Returning to the idea of “due process” described earlier, we should recognize that collaborative efforts still allow for disputes to be addressed through ADR or even adversarial processes, like administrative appeals or lawsuits. In other words, parties can work in a collaborative way while also recognizing that adversarial disputes occur. When a dispute arises, a solid foundation of collaboration often allows those disputes to be resolved more quickly and constructively. Often, when the dispute is resolved, the parties can return to their collaborative approach.

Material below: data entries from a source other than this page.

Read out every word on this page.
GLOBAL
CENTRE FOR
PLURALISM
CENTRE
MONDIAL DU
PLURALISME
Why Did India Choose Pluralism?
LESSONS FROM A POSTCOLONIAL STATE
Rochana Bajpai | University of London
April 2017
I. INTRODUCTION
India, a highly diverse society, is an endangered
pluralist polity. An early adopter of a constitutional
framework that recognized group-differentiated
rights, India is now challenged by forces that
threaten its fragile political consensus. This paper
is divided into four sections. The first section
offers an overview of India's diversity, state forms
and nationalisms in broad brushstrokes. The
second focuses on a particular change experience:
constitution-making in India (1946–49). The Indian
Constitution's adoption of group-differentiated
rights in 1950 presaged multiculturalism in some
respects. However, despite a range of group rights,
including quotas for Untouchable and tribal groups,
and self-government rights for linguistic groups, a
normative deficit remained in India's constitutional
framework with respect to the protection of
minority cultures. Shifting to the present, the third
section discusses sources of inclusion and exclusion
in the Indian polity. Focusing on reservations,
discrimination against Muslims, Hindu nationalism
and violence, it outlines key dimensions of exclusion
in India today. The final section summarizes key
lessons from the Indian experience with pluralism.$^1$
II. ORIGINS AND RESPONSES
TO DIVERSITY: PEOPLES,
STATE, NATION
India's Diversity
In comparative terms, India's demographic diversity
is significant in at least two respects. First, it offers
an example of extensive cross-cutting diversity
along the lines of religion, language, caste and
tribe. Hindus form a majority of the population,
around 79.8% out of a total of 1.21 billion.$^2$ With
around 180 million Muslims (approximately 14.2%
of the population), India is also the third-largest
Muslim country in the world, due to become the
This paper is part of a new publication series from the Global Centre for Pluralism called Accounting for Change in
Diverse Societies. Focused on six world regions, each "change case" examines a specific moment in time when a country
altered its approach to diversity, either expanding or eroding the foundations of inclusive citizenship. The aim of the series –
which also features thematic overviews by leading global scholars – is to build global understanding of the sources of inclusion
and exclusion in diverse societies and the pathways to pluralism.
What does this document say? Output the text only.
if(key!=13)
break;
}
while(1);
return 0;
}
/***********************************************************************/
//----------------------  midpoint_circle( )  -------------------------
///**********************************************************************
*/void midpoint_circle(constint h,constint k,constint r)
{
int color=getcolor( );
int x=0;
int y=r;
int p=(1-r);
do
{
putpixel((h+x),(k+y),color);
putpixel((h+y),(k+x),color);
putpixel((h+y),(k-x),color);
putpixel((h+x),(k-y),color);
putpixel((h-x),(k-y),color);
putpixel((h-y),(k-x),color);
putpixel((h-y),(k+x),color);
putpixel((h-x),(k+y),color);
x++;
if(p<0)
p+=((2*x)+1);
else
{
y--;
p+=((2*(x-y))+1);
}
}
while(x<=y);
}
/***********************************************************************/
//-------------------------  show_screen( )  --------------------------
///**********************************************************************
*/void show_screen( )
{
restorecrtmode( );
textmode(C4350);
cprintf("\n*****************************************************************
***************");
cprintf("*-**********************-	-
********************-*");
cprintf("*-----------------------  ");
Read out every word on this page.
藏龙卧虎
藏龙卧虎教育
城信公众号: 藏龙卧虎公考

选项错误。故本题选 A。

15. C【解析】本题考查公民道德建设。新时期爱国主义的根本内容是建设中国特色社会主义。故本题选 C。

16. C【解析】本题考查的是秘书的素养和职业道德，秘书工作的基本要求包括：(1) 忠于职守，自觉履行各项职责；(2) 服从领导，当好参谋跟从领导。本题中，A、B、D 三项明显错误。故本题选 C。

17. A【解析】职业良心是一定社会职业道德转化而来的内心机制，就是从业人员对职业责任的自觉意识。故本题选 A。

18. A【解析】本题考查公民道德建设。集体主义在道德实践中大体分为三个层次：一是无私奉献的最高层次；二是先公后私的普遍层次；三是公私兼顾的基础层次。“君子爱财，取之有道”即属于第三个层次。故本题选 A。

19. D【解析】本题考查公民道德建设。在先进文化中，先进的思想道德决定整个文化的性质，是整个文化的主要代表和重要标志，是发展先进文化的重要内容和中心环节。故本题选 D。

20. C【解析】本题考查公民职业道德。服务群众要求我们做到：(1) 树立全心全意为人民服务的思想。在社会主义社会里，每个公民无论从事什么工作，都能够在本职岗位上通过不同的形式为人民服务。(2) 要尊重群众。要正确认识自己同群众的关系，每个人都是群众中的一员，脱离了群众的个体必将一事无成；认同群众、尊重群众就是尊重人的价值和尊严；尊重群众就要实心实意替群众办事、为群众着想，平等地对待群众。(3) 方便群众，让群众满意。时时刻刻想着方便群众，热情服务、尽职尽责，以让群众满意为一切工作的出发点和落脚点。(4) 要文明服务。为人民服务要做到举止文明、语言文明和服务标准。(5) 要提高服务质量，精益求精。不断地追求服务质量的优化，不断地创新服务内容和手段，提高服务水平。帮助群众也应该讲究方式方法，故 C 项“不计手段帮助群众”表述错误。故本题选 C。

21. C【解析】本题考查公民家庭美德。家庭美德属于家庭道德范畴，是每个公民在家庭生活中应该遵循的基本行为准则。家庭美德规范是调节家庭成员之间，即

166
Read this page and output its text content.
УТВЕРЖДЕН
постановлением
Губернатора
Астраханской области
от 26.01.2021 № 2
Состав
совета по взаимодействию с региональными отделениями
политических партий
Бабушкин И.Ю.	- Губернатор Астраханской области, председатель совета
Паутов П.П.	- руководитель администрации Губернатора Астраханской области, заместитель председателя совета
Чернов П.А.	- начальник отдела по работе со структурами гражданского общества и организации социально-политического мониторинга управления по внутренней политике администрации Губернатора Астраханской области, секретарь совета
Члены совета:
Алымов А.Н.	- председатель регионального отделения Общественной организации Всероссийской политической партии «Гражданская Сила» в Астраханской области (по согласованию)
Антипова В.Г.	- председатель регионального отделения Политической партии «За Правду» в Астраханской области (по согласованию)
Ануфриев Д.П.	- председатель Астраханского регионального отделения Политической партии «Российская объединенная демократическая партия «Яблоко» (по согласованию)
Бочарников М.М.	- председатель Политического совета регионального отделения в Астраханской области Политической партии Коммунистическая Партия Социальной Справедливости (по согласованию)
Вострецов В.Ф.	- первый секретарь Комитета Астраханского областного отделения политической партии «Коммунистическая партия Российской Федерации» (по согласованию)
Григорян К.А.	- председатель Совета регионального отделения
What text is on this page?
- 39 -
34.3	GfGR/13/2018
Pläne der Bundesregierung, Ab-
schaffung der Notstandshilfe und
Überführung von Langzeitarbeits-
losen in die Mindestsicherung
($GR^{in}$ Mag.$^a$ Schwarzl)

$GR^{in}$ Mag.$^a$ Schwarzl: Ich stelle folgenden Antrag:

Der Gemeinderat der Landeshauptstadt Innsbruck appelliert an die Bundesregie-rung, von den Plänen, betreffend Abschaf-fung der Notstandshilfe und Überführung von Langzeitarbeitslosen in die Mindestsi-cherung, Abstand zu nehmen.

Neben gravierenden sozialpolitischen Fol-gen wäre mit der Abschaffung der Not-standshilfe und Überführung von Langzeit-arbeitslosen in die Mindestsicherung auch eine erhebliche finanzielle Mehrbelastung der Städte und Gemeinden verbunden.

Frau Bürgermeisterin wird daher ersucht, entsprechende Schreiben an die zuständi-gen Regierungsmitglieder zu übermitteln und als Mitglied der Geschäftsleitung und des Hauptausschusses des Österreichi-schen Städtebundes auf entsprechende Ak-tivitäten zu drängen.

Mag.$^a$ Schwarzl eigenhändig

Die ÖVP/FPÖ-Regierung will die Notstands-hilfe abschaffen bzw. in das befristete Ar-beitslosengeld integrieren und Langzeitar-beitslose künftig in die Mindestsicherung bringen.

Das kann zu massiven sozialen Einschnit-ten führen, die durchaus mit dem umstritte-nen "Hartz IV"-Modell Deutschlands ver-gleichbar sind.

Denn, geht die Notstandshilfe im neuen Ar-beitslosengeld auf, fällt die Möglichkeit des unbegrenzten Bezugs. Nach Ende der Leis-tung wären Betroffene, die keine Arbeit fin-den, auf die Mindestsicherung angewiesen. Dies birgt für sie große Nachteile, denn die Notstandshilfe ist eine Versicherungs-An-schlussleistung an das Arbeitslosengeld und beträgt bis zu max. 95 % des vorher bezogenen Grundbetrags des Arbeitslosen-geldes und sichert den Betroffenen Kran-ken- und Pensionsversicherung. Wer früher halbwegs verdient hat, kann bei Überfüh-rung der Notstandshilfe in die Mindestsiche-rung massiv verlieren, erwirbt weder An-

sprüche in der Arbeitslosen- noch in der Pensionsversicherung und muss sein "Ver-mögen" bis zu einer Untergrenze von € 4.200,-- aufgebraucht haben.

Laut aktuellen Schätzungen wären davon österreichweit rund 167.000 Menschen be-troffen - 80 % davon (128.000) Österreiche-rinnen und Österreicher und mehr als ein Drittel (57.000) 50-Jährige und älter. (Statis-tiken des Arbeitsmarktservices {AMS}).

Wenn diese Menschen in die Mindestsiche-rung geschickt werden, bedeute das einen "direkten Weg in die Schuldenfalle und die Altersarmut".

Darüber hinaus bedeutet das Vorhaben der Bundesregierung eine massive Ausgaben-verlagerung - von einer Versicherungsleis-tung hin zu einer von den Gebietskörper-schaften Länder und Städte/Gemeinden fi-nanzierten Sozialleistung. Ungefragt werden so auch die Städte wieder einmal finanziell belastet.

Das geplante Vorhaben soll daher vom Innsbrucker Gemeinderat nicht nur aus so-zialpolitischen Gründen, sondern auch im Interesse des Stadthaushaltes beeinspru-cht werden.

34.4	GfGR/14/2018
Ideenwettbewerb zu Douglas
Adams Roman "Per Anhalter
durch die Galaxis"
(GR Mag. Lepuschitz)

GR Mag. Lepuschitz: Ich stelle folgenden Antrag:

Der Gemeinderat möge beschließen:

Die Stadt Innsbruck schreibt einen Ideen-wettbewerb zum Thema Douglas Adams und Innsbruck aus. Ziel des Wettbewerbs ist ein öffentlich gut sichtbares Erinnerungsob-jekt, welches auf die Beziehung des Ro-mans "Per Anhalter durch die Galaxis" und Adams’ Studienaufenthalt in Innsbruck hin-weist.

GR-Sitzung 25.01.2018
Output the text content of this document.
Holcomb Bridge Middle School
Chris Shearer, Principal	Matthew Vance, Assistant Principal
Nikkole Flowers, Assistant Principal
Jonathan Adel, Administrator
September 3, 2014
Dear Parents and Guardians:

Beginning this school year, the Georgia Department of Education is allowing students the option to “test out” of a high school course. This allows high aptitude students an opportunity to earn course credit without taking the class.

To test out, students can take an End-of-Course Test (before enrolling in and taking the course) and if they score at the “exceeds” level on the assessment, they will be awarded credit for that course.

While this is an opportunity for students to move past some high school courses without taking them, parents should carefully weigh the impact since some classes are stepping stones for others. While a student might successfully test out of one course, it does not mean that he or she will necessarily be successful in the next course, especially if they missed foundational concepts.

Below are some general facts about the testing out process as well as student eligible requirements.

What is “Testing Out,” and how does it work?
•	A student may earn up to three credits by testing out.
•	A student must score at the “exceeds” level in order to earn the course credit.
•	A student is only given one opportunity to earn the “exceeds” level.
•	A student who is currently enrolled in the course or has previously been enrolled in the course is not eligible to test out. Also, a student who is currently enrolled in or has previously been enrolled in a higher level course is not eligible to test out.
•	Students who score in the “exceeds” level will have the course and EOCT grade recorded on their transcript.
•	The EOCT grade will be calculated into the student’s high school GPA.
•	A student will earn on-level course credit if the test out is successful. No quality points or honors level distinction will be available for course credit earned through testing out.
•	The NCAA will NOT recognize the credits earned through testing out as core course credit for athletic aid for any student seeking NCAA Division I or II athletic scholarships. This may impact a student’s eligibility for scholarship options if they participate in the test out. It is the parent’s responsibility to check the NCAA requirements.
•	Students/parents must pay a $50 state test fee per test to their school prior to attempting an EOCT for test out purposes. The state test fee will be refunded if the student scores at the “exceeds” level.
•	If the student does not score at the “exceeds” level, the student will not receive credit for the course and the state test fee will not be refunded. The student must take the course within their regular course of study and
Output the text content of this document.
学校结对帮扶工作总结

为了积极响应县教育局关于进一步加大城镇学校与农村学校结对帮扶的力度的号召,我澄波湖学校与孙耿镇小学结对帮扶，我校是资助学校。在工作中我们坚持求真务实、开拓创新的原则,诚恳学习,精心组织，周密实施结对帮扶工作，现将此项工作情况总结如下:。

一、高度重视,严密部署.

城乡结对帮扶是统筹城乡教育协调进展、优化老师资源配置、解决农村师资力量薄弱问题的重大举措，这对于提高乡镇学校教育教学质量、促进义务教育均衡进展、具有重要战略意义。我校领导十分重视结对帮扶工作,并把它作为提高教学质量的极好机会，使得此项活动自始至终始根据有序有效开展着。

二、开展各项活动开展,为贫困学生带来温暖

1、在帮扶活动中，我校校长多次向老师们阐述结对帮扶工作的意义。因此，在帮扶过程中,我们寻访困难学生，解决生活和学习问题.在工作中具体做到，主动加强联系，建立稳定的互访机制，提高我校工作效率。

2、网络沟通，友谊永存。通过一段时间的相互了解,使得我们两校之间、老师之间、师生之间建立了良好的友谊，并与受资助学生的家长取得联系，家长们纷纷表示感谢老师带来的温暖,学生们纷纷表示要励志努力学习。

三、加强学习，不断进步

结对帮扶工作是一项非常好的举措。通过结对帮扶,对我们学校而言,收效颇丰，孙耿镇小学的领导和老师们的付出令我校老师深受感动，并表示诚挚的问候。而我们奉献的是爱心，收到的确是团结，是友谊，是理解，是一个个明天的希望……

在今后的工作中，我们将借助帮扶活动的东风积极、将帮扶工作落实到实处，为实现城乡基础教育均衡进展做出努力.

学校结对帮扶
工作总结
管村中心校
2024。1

When all is said and done, collaboration can be viewed as a category of approaches that includes planning, decision-making, learning, evaluation, and assessment. Perhaps most importantly, collaboration includes working together, on the ground. Collaborative parties not only find a willingness to live with a decision, they also agree to help each other get the work done, looking over the horizon at a future well beyond any immediate decision or dispute.
So, if you are looking for a practical approach to bring people together, pay attention to how you might use a collaborative approach to avoid or resolve some disputes, identify common ground, and keep disagreements from escalating. Most importantly, pay attention to how a collaborative approach can grow a willingness to help get the job done.
* 5 USC 571-584. Be careful not to confuse ADRA with the 1998 Alternative Dispute Resolution Act, which deals with processes within the judicial system.
** The language is “…shall consider not using…”, which is strong, but short of a requirement or mandate.